Worauf Gründer bei der Steuererklärung achten sollten



Selbstständige profitieren bei der Steuererklärung bekanntlich von deutlich mehr Vorteilen als Angestellte. Nicht nur das eigene Auto samt Fahrten und Benzin, Büroutensilien und Anschaffungen können dabei steuerlich geltend gemacht werden. Auch alle sonstigen Aufwendungen, die betrieblich anfallen, können abgesetzt werden. Dabei kommt es auf den Umfang der jeweiligen Tätigkeit an.

Bei einer Bürotätigkeit gehören beispielsweise Ausgaben für einen PC, notwendige Software sowie das Arbeitszimmer dazu. 

Bei einem Kleinunternehmer gestaltet sich demnach die Steuererklärung noch vergleichsweise einfach. Bei höheren Einkünften greifen Selbstständige meist auf die Dienste eines Steuerberaters zurück.

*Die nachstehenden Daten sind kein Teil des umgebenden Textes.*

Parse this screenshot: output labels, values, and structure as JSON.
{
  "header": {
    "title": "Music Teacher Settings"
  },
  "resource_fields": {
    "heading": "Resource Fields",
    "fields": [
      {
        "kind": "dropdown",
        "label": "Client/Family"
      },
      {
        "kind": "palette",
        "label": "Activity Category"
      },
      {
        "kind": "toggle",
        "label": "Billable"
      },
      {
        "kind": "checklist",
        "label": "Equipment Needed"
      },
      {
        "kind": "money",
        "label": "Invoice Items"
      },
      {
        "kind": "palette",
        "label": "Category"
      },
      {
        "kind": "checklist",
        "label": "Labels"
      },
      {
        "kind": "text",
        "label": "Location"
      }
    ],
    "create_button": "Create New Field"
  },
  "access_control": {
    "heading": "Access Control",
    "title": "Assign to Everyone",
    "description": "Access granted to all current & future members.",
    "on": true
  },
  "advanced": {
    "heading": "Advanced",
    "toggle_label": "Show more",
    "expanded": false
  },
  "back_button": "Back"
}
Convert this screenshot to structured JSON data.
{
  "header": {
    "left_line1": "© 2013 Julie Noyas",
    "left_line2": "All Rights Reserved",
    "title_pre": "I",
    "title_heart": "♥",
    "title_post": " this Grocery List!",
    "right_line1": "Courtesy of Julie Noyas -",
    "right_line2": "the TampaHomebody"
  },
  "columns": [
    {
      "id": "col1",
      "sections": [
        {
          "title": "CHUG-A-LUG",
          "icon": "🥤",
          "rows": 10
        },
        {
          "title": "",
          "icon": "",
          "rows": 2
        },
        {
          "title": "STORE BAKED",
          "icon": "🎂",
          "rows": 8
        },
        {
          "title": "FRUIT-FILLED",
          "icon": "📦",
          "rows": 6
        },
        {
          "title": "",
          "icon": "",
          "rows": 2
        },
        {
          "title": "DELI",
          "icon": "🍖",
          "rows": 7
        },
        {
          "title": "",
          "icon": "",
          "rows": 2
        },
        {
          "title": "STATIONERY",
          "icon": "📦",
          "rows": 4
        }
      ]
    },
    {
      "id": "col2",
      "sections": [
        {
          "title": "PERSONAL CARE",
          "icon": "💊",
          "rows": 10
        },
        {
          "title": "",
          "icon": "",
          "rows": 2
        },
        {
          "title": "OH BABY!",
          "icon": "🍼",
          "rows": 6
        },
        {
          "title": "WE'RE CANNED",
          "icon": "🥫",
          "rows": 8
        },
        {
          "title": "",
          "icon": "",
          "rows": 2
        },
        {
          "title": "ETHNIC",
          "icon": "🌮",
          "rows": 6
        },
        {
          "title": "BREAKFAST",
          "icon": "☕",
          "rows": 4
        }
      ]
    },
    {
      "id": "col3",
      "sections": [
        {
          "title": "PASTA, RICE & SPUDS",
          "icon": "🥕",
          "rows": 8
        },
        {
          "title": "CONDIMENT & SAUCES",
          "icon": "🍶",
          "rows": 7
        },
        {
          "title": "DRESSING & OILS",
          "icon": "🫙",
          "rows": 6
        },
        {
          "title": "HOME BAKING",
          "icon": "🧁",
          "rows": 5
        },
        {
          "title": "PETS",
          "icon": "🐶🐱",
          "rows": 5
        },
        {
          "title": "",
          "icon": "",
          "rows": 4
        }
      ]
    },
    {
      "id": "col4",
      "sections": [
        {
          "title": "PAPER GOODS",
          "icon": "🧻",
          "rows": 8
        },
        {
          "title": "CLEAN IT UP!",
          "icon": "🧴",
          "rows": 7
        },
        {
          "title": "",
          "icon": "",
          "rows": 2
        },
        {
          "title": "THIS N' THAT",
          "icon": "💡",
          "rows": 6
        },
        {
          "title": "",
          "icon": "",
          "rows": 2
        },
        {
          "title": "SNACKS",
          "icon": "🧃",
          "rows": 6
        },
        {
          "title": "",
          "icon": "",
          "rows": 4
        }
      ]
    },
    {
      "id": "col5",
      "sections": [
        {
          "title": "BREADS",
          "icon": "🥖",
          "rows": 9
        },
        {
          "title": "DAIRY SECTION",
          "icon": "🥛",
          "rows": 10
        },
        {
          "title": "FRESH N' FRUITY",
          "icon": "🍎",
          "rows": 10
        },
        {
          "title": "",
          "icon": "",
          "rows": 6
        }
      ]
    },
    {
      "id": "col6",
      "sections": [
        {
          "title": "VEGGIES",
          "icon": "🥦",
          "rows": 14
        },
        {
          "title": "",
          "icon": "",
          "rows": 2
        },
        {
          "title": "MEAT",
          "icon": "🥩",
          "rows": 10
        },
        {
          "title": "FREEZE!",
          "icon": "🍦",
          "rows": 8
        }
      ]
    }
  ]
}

Kleinunternehmer nach § 19 Steuergesetz sind diejenigen, die einer selbstständigen Tätigkeit nachgehen und nicht mehr als 17.500 Euro im Jahr verdienen. In diesem Fall muss keine Umsatzsteuer berechnet und abgeführt werden.

Für die Steuererklärung müssen die Unterlagen zur Einkommenssteuer (Anlage S) eingereicht werden. Bei einem Gewerbebetrieb kommt die Gewerbesteuer hinzu (Anlage G). Wer die Kleinunternehmergrenze von 17.500 Euro überschritten hat, muss auch die sogenannte Einnahmenüberschussrechnung (Anlage EÜR) mit seiner Steuererklärung einreichen. Kleinunternehmer können ihre Einkünfte hingegen ohne einen speziellen Vordruck anhand einer formlosen Gewinnermittlung aufzeigen.

Jeder Euro zählt - bei säumigen Zahlern richtig mahnen © N Media – fotolia
Jeder Euro zählt – auch bei der Steuererklärung © N Media – fotolia

Umsatzsteuer: 7 oder 19 Prozent?

Bei einem Einkommen von mehr als 17.000 Euro ist der Selbstständige umsatzsteuerpflichtig. Das bedeutet, dass er in jeder Rechnung eine Umsatzsteuer von 19 Prozent bzw. in Sonderfällen 7 Prozent ausweisen muss. Dieser ermäßigte Steuersatz gilt unter anderem für Zeitschriften, Bücher sowie Grundnahrungsmittel. Welche Ausnahmen noch gelten, können Selbstständige im § 12 des Umsatzsteuergesetzes nachlesen.

Vom Firmenwagen bis Büroausstattung

Selbstständige sind bereits seit 2011 verpflichtet, eine elektronische Steuererklärung einzureichen. Wer dies selbst in die Hand nimmt, kann sich bei Fragen zur Steuererklärung im Vorfeld im Internet informieren. Diejenigen, die ihre Steuererklärung selbst machen, finden hier zahlreiche Tipps, um den Gewinn möglichst zu schmälern. So gehört der Firmenwagen zu den Klassikern in der Steuererklärung.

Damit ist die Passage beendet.